Setelahnya,dia menepati janji.Dia mengajakku membeli jagung rebus didepan kantor Pemda.Sudah tak ada bergerombol orang membeli,hanya sebagian.

“Pak,beli empat ya,ohh nggak deh beli enam aja”,aku sedikit terbengong kok banyak bener jagung yang dia beli.Oleh-olehkah ? tapi untuk siapa ?

“Ki,banyak bener,buat siapa aja?”,dia hanya ketawa kecil.Setelah membayar,dia menarikku dan kami duduk di bangku taman.Dibawah terangnya lampu kita bergurai sambil memakan jagung rebus yang Kian beli.

“Enak?”, aku mengangguk.Tak menggubris karena sibuk menghancurkan jagung yang kukuyah dengan semangatnya.Karena masih hangat.

“Maaf ya Yasmin,kalau dari awal aku nurut kamu kita naik sepeda ke bimbel,nggak bakalan kayak gini,pasti ayah kamu bingung ya?”

“Ahh nggak apa-apa,meskipun kita bersepeda sama aja,sama-sama kena gerimis,sama-sama kedinginan,sama-sama bersin”,lalu kutertawa.

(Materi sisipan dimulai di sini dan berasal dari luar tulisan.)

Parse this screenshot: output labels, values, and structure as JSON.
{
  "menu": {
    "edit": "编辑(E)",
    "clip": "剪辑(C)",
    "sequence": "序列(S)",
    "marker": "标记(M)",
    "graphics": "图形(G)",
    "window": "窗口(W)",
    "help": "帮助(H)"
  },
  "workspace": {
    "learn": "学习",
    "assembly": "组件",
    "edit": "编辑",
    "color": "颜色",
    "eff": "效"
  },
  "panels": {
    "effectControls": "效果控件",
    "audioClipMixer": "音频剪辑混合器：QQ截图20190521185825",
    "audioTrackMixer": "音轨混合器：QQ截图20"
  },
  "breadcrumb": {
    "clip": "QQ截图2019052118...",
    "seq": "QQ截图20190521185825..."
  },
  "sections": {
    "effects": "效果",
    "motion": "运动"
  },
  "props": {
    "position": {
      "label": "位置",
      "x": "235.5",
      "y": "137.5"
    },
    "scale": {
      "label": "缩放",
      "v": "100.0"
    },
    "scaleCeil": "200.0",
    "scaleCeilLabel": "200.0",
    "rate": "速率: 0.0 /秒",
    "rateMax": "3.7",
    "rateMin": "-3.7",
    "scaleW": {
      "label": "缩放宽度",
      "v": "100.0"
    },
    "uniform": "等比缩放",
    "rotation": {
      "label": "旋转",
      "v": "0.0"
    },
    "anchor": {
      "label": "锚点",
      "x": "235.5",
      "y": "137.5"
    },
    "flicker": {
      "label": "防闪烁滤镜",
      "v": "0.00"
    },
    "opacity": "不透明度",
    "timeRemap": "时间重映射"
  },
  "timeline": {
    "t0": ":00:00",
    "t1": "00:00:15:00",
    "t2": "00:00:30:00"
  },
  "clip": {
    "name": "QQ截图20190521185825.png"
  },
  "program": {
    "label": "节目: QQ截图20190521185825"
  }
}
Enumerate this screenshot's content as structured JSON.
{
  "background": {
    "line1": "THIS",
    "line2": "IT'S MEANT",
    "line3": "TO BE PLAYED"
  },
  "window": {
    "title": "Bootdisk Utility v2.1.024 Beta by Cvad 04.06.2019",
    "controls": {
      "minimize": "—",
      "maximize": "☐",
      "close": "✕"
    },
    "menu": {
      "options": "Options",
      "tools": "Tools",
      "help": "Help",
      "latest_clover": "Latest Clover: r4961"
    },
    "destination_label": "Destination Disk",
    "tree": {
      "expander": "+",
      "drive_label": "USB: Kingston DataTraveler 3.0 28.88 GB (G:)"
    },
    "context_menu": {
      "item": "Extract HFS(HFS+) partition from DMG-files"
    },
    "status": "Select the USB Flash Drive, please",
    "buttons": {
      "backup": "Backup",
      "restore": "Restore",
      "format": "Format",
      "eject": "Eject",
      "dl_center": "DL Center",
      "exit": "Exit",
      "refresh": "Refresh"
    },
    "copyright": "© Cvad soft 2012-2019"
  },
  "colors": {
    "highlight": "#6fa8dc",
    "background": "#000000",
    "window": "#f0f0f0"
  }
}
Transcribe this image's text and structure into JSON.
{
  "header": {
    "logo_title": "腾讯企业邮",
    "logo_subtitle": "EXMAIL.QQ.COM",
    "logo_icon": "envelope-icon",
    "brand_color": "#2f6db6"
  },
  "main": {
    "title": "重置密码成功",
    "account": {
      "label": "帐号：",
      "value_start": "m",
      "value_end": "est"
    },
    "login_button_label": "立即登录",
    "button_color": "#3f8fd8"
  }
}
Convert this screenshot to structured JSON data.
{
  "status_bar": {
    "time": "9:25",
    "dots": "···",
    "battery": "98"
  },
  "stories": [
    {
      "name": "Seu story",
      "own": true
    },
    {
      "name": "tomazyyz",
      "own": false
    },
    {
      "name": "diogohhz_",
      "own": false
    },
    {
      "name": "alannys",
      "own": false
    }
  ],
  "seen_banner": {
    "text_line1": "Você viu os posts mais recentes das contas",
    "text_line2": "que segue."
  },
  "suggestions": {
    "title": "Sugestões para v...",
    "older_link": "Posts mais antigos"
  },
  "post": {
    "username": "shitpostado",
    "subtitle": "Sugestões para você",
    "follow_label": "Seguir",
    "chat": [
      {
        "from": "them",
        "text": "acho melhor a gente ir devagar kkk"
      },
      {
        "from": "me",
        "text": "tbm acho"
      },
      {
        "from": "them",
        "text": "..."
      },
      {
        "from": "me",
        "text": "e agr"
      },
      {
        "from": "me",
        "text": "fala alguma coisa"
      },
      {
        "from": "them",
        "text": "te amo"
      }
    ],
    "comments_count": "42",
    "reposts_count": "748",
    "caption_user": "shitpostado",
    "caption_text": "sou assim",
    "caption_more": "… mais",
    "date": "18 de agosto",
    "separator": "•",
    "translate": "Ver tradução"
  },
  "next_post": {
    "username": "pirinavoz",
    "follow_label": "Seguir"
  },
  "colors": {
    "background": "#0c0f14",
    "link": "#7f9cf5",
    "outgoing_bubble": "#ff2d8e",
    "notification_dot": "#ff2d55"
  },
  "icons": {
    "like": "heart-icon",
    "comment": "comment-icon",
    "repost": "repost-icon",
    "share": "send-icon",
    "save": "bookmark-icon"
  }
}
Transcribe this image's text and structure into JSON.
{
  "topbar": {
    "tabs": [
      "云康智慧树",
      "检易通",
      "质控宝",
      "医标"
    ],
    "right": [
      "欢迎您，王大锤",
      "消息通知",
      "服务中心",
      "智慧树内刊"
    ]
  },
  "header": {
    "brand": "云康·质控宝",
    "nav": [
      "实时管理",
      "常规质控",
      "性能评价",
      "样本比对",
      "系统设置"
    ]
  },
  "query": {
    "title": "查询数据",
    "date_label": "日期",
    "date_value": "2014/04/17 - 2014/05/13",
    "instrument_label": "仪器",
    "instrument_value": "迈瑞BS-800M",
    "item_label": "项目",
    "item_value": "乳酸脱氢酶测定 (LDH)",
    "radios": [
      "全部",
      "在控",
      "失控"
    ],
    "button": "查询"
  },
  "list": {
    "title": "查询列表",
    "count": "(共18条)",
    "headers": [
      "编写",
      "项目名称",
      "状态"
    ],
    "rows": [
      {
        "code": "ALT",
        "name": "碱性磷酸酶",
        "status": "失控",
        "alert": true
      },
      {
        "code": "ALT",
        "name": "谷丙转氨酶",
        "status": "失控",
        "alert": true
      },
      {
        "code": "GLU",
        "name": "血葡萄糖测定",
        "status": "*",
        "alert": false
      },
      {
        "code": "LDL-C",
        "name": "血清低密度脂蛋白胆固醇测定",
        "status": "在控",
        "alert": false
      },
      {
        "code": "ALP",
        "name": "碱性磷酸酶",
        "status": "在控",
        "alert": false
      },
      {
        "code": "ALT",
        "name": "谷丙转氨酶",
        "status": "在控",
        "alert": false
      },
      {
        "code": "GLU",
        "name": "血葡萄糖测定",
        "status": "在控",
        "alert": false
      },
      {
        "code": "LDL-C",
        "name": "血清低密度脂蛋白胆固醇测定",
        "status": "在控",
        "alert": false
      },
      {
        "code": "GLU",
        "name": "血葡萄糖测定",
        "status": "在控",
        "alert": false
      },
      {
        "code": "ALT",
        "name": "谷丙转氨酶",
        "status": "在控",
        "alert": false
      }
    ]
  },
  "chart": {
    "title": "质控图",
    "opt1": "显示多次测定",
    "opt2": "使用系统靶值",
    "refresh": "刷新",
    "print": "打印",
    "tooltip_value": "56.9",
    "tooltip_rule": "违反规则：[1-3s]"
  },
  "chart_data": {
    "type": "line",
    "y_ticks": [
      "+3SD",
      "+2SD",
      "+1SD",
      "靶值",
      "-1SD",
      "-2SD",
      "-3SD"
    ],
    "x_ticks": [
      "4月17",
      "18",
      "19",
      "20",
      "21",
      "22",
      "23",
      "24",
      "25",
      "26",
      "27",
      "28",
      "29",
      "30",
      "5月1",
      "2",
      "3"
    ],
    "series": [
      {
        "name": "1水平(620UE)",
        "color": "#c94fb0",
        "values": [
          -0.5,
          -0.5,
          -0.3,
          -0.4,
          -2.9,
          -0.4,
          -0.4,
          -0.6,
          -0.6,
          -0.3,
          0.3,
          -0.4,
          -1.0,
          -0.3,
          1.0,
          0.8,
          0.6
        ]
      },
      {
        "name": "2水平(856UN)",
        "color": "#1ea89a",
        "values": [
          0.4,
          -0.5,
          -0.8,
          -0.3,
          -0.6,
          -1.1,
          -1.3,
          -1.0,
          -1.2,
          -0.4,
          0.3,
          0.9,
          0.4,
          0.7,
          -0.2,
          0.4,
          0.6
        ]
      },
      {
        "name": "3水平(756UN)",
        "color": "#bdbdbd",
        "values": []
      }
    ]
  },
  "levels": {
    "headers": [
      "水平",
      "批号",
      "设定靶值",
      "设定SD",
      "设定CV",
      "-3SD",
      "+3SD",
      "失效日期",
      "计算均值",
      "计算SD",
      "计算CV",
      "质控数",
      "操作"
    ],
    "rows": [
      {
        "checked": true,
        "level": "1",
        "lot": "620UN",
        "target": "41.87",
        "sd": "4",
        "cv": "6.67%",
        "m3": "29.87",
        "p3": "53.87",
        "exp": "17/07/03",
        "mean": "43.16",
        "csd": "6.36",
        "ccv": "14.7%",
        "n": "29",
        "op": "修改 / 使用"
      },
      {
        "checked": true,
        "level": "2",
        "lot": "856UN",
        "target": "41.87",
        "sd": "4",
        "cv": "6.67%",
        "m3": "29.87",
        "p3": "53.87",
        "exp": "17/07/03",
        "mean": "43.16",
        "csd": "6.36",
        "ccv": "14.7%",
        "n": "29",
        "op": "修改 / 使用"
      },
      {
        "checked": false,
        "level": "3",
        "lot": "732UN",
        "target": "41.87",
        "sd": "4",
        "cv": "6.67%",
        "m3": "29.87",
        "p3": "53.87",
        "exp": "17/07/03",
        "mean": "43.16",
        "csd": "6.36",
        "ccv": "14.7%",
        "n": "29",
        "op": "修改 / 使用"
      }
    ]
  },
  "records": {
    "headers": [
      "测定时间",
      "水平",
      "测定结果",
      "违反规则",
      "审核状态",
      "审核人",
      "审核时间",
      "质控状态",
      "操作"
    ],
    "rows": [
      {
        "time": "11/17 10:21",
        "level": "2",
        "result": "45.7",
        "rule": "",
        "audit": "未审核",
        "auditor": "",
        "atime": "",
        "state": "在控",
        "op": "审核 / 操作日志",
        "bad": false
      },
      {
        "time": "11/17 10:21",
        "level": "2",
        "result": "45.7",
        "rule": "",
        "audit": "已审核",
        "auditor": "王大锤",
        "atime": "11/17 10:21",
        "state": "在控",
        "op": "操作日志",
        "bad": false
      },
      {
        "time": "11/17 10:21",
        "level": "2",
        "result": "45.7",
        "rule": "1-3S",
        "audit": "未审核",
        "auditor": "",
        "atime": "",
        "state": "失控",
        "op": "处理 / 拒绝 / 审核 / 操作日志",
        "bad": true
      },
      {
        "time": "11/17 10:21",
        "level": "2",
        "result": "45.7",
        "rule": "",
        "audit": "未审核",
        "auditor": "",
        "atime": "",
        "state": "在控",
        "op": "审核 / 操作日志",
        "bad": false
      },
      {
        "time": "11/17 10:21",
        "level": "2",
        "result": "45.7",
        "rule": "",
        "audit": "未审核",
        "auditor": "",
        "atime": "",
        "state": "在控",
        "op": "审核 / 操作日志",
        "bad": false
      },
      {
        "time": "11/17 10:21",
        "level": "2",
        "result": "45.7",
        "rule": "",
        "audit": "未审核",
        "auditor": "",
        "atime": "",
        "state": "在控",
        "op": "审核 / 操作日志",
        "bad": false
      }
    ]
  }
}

“Kamu jangan menyepelekan gitu dong,aku kan nggak mau kamu kenapa-kenapa” katanya sambil terus memakan jagungnya.Aku tersenyum melihatnya,lucu juga ini bocah.

“Syukurlahh ada yang peduli sama aku,hahaha”

“Yahh,ketawa lagi.Kapan lagi kalau nggak sekarang,ini nggak bakalan datang kedua kalinya.”

“Hehe,jangan bilang begitu,do’ain aja kalau besok,lusa atau kapanlah kita bisa seperti ini lagi”

“Semoga aja do’a kamu didengar,dan aku masih diberi kesempatan”,kutatap dia sesaat,lalu dia kembali tersenyum.Aku memang sangat mengharapkan kita bisa begini lagi,aku ingin sekali.

“Ehh menurut kamu gimana hari ini?”

“Istimewa,apalagi sekarang hari sabtu,hari kesukaanku,terus sorenya bermain grimis sama sahabat aku,ngeliat pelangi,di beliin jagung rebus pula,lalu makan bareng di bangku taman,hahaha”

“Masa sih istimewa?”,tanya Kian dengan memasang nada serius aku hanya  mengangguk.

“Kalo istimewanya dari aku apa?” katanya sambil menaik turunkan alisnya yang tebal dan nggandeng itu.

“Hiiii,aneh kamu, ahaha”

“Ahh kamu,aku beneran nihh tanyanya”.Kudapati wajah Kian bertambah keseriusannya.Kutatap matanya lekat-lekat.Sekilas kudapati cercahan kasih sayang bersarang di bola matanya.Kutatap dan kutatap,menggoda sekali mata sayunya itu.Sempat kuberfikir,kapan aku bisa memilikinya sebagai.. kekasih? Mungkin..tapi  tak mungkin,ahh hanya fikiran konyol.

 “Istimewanya kamu,yaaa kamu baik,terus apa lagi ya..”

“Ganteng ?”

“Yaahh PD banget si abang..”

“Harus dong,hehehe..ehh keren juga kalau kamu manggil aku abang”.

Awalnya aku sedikit mengganjal kalo aku manggil abang.Tapi jujur,dari dulu aku memang ingin manggilnya abang karena menurutku keren aja,hehe.Ya sudah mumpung dia ngizinin,aku panggil saja dia abang.

“Ehh Yasmin,aku mau bilang sesuatu sama kamu”,katanya membengkokkan badannya hingga berhadapan denganku.Keseriusan mulai lagi terpasang di wajahnya.

“Ngomong aja,silahkan abaaang,....” aku tersenyum

“Aku... akuu..emmmm aku...,Yasmin aku..,aku beneran ganteng kan?”

“Huaahahahaha” ,kutertawa bebas.”Pertanyaan sangat konyol wahai abangku,konyol banget,huaahahaha“

“Ahh Yasmin kok gitu”, dia pasang muka cemberut.

“Kian.. Kian,atas dasar apa kamu nanya gitu ke aku?”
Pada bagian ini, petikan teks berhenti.